Durant Motors, Inc. was organized in 1921 as a $5,000,000 company with more stockholders than any other company except American Telephone & Telegraph. It was founded by William Crapo Durant, one of the most spectacular and colorful entrepreneurs in American automobile history. Durant had previously founded General Motors and lost it twice. Within two years of founding Durant Motors, it had a variety of brands including the Durant, Star, Flint and Eagle, all rivaling the range offered by GM.

1929 – Stutz Model M 2 Passenger Speedster with Rumble Seat, Coachwork by Le Baron

The 1929 Stutz line was the last designed under the leadership of Frank Moskovics and they are a tribute to his sense of style, performance and advances in automobile design, features and production.
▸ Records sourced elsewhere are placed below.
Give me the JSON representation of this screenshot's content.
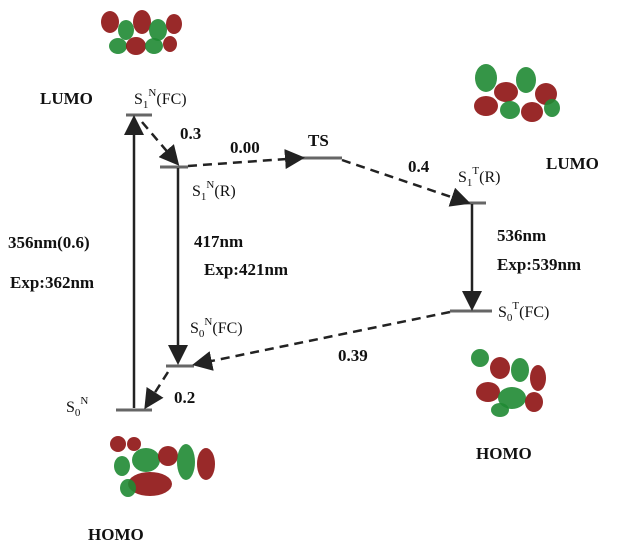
{
  "orbitals": {
    "lumo_left": "LUMO",
    "lumo_right": "LUMO",
    "homo_right": "HOMO",
    "homo_bottom": "HOMO"
  },
  "states": {
    "s1n_fc": {
      "base": "S",
      "sub": "1",
      "sup": "N",
      "suffix": "(FC)"
    },
    "s1n_r": {
      "base": "S",
      "sub": "1",
      "sup": "N",
      "suffix": "(R)"
    },
    "ts": "TS",
    "s1t_r": {
      "base": "S",
      "sub": "1",
      "sup": "T",
      "suffix": "(R)"
    },
    "s0t_fc": {
      "base": "S",
      "sub": "0",
      "sup": "T",
      "suffix": "(FC)"
    },
    "s0n_fc": {
      "base": "S",
      "sub": "0",
      "sup": "N",
      "suffix": "(FC)"
    },
    "s0n": {
      "base": "S",
      "sub": "0",
      "sup": "N"
    }
  },
  "annotations": {
    "a_0_3": "0.3",
    "a_0_00": "0.00",
    "a_0_4": "0.4",
    "a_0_39": "0.39",
    "a_0_2": "0.2",
    "abs_calc": "356nm(0.6)",
    "abs_exp": "Exp:362nm",
    "em_n_calc": "417nm",
    "em_n_exp": "Exp:421nm",
    "em_t_calc": "536nm",
    "em_t_exp": "Exp:539nm"
  }
}
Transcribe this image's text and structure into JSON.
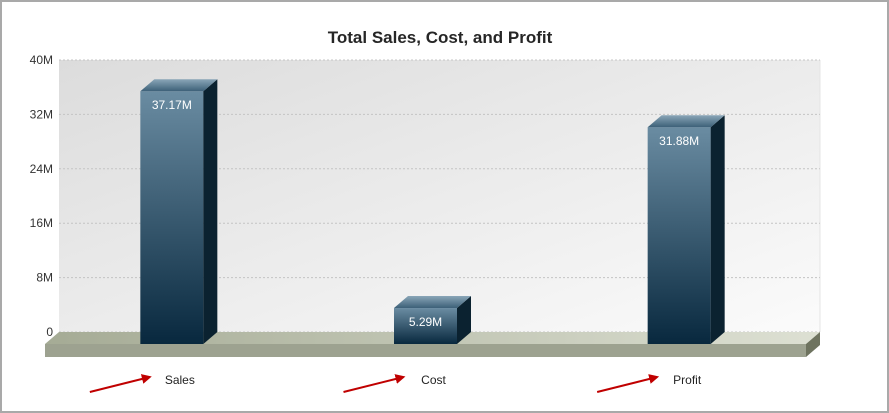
{
  "chart_data": {
    "type": "bar",
    "title": "Total Sales, Cost, and Profit",
    "categories": [
      "Sales",
      "Cost",
      "Profit"
    ],
    "values": [
      37170000,
      5290000,
      31880000
    ],
    "data_labels": [
      "37.17M",
      "5.29M",
      "31.88M"
    ],
    "ylim": [
      0,
      40000000
    ],
    "yticks": [
      0,
      8000000,
      16000000,
      24000000,
      32000000,
      40000000
    ],
    "ytick_labels": [
      "0",
      "8M",
      "16M",
      "24M",
      "32M",
      "40M"
    ],
    "grid": true,
    "style": "3d",
    "bar_color": "#1f4560",
    "floor_color": "#b3b8a6",
    "annotation_color": "#c00000"
  }
}
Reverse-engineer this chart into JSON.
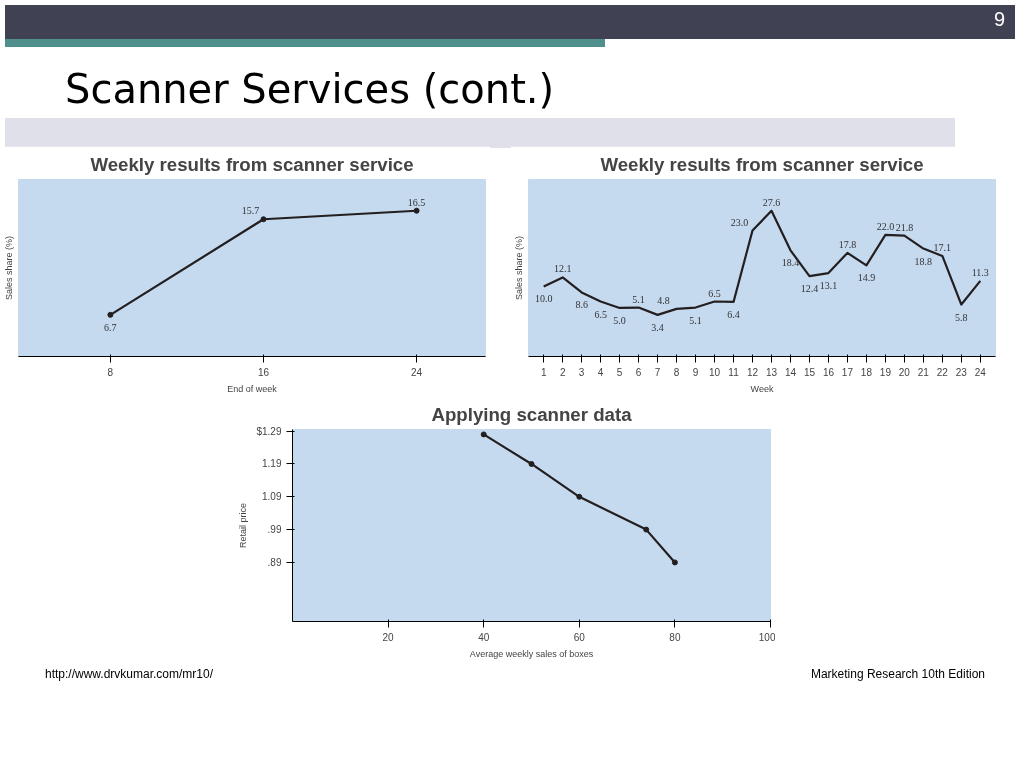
{
  "chart_data": [
    {
      "type": "line",
      "title": "Weekly results from scanner service",
      "xlabel": "End of week",
      "ylabel": "Sales share (%)",
      "x": [
        8,
        16,
        24
      ],
      "values": [
        6.7,
        15.7,
        16.5
      ],
      "color": "#231f20",
      "xlim": [
        3.2,
        27.6
      ],
      "xticks": [
        8,
        16,
        24
      ],
      "data_labels": true,
      "marker": "circle",
      "grid": false,
      "annotations": [
        "9",
        "Scanner Services (cont.)"
      ]
    },
    {
      "type": "line",
      "title": "Weekly results from scanner service",
      "xlabel": "Week",
      "ylabel": "Sales share (%)",
      "x": [
        1,
        2,
        3,
        4,
        5,
        6,
        7,
        8,
        9,
        10,
        11,
        12,
        13,
        14,
        15,
        16,
        17,
        18,
        19,
        20,
        21,
        22,
        23,
        24
      ],
      "values": [
        10.0,
        12.1,
        8.6,
        6.5,
        5.0,
        5.1,
        3.4,
        4.8,
        5.1,
        6.5,
        6.4,
        23.0,
        27.6,
        18.4,
        12.4,
        13.1,
        17.8,
        14.9,
        22.0,
        21.8,
        18.8,
        17.1,
        5.8,
        11.3
      ],
      "color": "#231f20",
      "xlim": [
        0.2,
        24.8
      ],
      "xticks": [
        1,
        2,
        3,
        4,
        5,
        6,
        7,
        8,
        9,
        10,
        11,
        12,
        13,
        14,
        15,
        16,
        17,
        18,
        19,
        20,
        21,
        22,
        23,
        24
      ],
      "value_labels": [
        "10.0",
        "12.1",
        "8.6",
        "6.5",
        "5.0",
        "5.1",
        "3.4",
        "4.8",
        "5.1",
        "6.5",
        "6.4",
        "23.0",
        "27.6",
        "18.4",
        "12.4",
        "13.1",
        "17.8",
        "14.9",
        "22.0",
        "21.8",
        "18.8",
        "17.1",
        "5.8",
        "11.3"
      ],
      "grid": false
    },
    {
      "type": "line",
      "title": "Applying scanner data",
      "xlabel": "Average weekly sales of boxes",
      "ylabel": "Retail price",
      "x": [
        40,
        50,
        60,
        74,
        80
      ],
      "values": [
        1.28,
        1.19,
        1.09,
        0.99,
        0.89
      ],
      "color": "#231f20",
      "xlim": [
        0,
        100
      ],
      "ylim": [
        0.71,
        1.295
      ],
      "xticks": [
        20,
        40,
        60,
        80,
        100
      ],
      "yticks": [
        {
          "value": 0.89,
          "label": ".89"
        },
        {
          "value": 0.99,
          "label": ".99"
        },
        {
          "value": 1.09,
          "label": "1.09"
        },
        {
          "value": 1.19,
          "label": "1.19"
        },
        {
          "value": 1.29,
          "label": "$1.29"
        }
      ],
      "marker": "circle",
      "grid": false,
      "annotations": [
        "http://www.drvkumar.com/mr10/",
        "Marketing Research 10th Edition"
      ]
    }
  ]
}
The Model M formed the core of the 1929 Stutz line. Powered by a 322 cubic inch overhead valve inline eight cylinder engine with a dual throat carburetor that was advertised as 113 horsepower, it had abundant low speed torque, peaking at 226 ft-lb at 1600 rpm. Powerful enough to give great performance with heavy sedan and even formal bodywork, in a lightweight two-seater like this Le Baron bodied cutdown door ‘2-Passenger Speedster with Rumble Seat’ it recalled the legendary Bearcat in both style and performance. This 1929 Stutz Model M 2-Passenger Speedster with Rumble Seat is a gorgeous car. It was acquired from the McGowan brothers in Connecticut (who may have bought it from legendary Stutz collector A.K. Miller in Vermont) in 1992 by Fred and David Weber in St. Louis and restored by them.